Fan Contributor Managing Editor Nick Nunziata reviews director Peter Berg’s Patriot Day, a concussive and fast-paced telling of the events that made the 2013 Boston Marathon a major moment in American history. Mark Wahlberg reunites with the director of Lone Survivor and Deepwater Horizon in a film that manages to deliver thrills, chills, and tears.
This could have been a really bad movie. A shameless one, capitalizing on an awful tragedy and manipulating the audience in a way that is not only offensive but also disrespectful to the lives that were lost. It also could have been a piece of propaganda made to rile up audiences based on their preconceptions about the set of circumstances that has allowed terrorism to become a daily threat in the lives of people around the world.
Luckily, Patriot’s Day isn’t any of those things. It’s a celebration of the courage and fast thinking that prevented potentially a lot more destruction and of a city’s resolve that is a heck of a lot more than just a convenient hashtag.
Director Peter Berg and star/producer Mark Wahlberg are on a bit of a tear when it comes to this kind of story, having bounced from Lone Survivor
to Deepwater Horizon
and now Patriot’s Day
but instead of going the expected and easy road they’ve built a complex and jarring film that balances tension, action, drama, and even some much-needed humor in a way that is only manipulative in the way that good films are. It earns the emotion it takes out of its audience and provides new insight into a situation that frankly, we all thought we knew like the back of our hand due to the expansive media coverage it was given.
Divided into three distinct segments, the film introduces us to a wide array of characters whose role in the story are unclear before setting off the moment that changed a city and then covering the manhunt that unfolded over the course of a few days. It’s not an atypical approach but Berg’s marriage of sizzle and ground level documentary style really delivers.

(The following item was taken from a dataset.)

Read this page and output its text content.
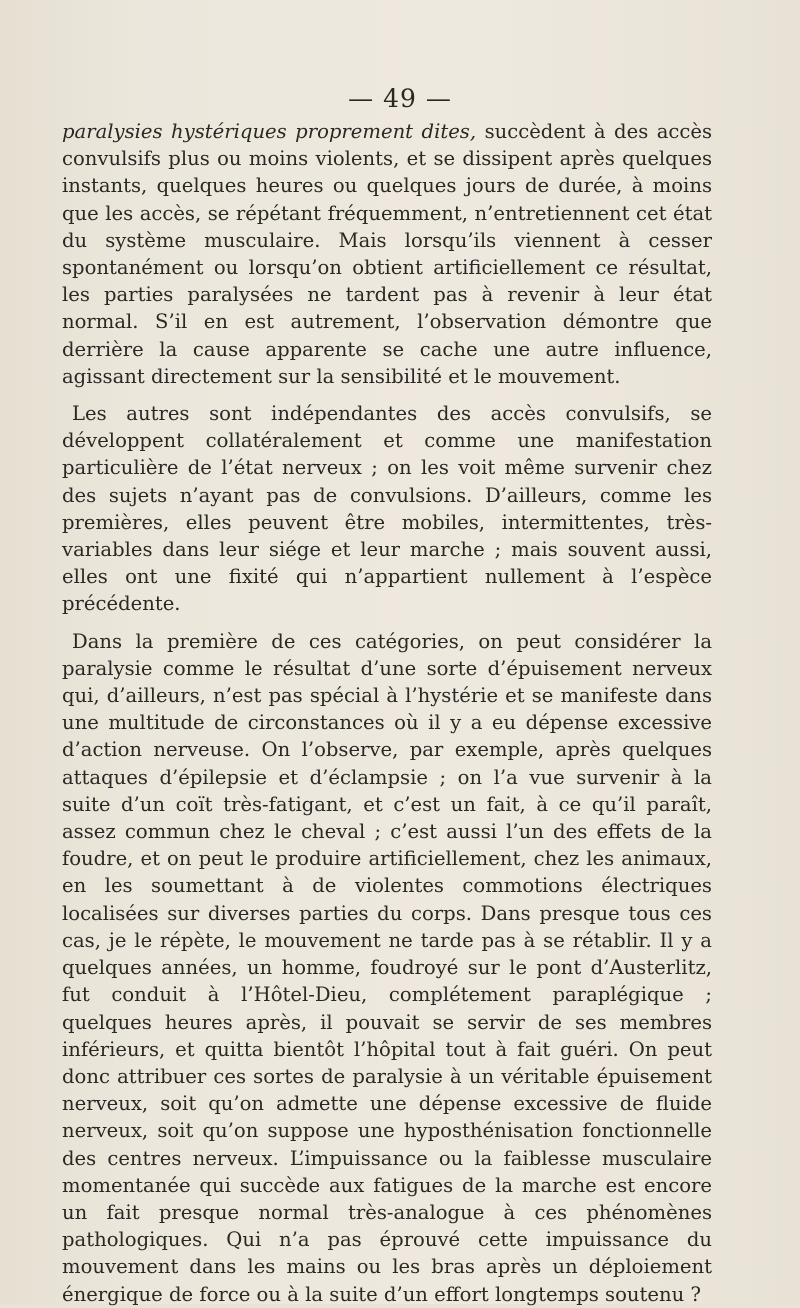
— 49 —

paralysies hystériques proprement dites, succèdent à des accès convulsifs plus ou moins violents, et se dissipent après quelques instants, quelques heures ou quelques jours de durée, à moins que les accès, se répétant fréquemment, n’entretiennent cet état du système musculaire. Mais lorsqu’ils viennent à cesser spontanément ou lorsqu’on obtient artificiellement ce résultat, les parties paralysées ne tardent pas à revenir à leur état normal. S’il en est autrement, l’observation démontre que derrière la cause apparente se cache une autre influence, agissant directement sur la sensibilité et le mouvement.

Les autres sont indépendantes des accès convulsifs, se développent collatéralement et comme une manifestation particulière de l’état nerveux ; on les voit même survenir chez des sujets n’ayant pas de convulsions. D’ailleurs, comme les premières, elles peuvent être mobiles, intermittentes, très-variables dans leur siége et leur marche ; mais souvent aussi, elles ont une fixité qui n’appartient nullement à l’espèce précédente.

Dans la première de ces catégories, on peut considérer la paralysie comme le résultat d’une sorte d’épuisement nerveux qui, d’ailleurs, n’est pas spécial à l’hystérie et se manifeste dans une multitude de circonstances où il y a eu dépense excessive d’action nerveuse. On l’observe, par exemple, après quelques attaques d’épilepsie et d’éclampsie ; on l’a vue survenir à la suite d’un coït très-fatigant, et c’est un fait, à ce qu’il paraît, assez commun chez le cheval ; c’est aussi l’un des effets de la foudre, et on peut le produire artificiellement, chez les animaux, en les soumettant à de violentes commotions électriques localisées sur diverses parties du corps. Dans presque tous ces cas, je le répète, le mouvement ne tarde pas à se rétablir. Il y a quelques années, un homme, foudroyé sur le pont d’Austerlitz, fut conduit à l’Hôtel-Dieu, complétement paraplégique ; quelques heures après, il pouvait se servir de ses membres inférieurs, et quitta bientôt l’hôpital tout à fait guéri. On peut donc attribuer ces sortes de paralysie à un véritable épuisement nerveux, soit qu’on admette une dépense excessive de fluide nerveux, soit qu’on suppose une hyposthénisation fonctionnelle des centres nerveux. L’impuissance ou la faiblesse musculaire momentanée qui succède aux fatigues de la marche est encore un fait presque normal très-analogue à ces phénomènes pathologiques. Qui n’a pas éprouvé cette impuissance du mouvement dans les mains ou les bras après un déploiement énergique de force ou à la suite d’un effort longtemps soutenu ?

While the film features its share of boilerplate characters, which is unavoidable in a procedural, it goes a long way towards fleshing out the key components of the plot. The two terrorists are not portrayed as mustache twirling rhetoric spewers but rather products of their environment. One is gruff and filled with mind control but still not a cardboard cutout and the other is a kid whose slacker existence contrasts sharply with his jihadist beliefs. They certainly aren’t model citizens but they’re also a lot more shaded than one would expect. Wahlberg’s character is actually an amalgam of real people for the sake of the narrative but he’s also quite different than expectation. He’s a gruff, abrasive, and oftentimes unfairly brusque character whose emotional transformation showcases the actor’s increasingly impressive chops. Wahlberg has come a long way from underwear commercials and being the “less famous Wahlberg brother”. J.K. Simmons does what J.K. Simmons always does, effortlessly charms the pants off the audience and commands the screen whenever he’s on it. Jimmy O/ Yang, consistently one of the funniest things about Silicon Valley crushes his role as the unfortunate young man whose car is appropriated by the terrorists but man does it pay off with one heck of a moment. His big moment in the film is worth the admission price alone.

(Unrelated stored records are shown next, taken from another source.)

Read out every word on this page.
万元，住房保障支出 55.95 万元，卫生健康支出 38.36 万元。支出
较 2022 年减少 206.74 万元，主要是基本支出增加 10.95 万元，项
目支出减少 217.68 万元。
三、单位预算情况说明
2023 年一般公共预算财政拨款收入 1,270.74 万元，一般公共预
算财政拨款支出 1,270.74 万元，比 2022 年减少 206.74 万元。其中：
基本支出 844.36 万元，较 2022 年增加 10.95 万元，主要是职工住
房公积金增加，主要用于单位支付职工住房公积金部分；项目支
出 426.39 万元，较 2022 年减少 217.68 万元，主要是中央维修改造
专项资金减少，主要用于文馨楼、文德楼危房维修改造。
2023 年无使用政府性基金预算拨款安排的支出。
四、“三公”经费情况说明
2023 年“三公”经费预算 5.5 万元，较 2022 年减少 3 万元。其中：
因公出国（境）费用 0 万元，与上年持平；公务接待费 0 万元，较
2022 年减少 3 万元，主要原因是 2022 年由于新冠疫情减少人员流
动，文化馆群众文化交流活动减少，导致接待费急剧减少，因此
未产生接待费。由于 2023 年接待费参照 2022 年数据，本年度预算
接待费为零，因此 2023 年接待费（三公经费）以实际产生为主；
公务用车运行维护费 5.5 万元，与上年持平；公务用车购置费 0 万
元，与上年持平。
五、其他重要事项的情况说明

But the real star of the movie is the forensic details of the event. From the human stories of people who were transformed by that day to the amazing crime-solving and crowdsourced data that expedited the case to the little incidents that changed the temperature of the who thing, Patriot’s Day takes something that seemed wholly un-cinematic and makes it riveting.
It’s gory, loaded with F-bombs, and everyone knows how it’s going to end, but Patriot’s Day is a legitimate winner of a movie. it’s a crowd-pleaser and a tear-jerker and it rises above its manipulative concept in a way that isn’t cheap. Say what you will about Berg and Wahlberg’s motivations, but Patriot’s Day is the real deal and don’t be surprised if it becomes the year’s first hit.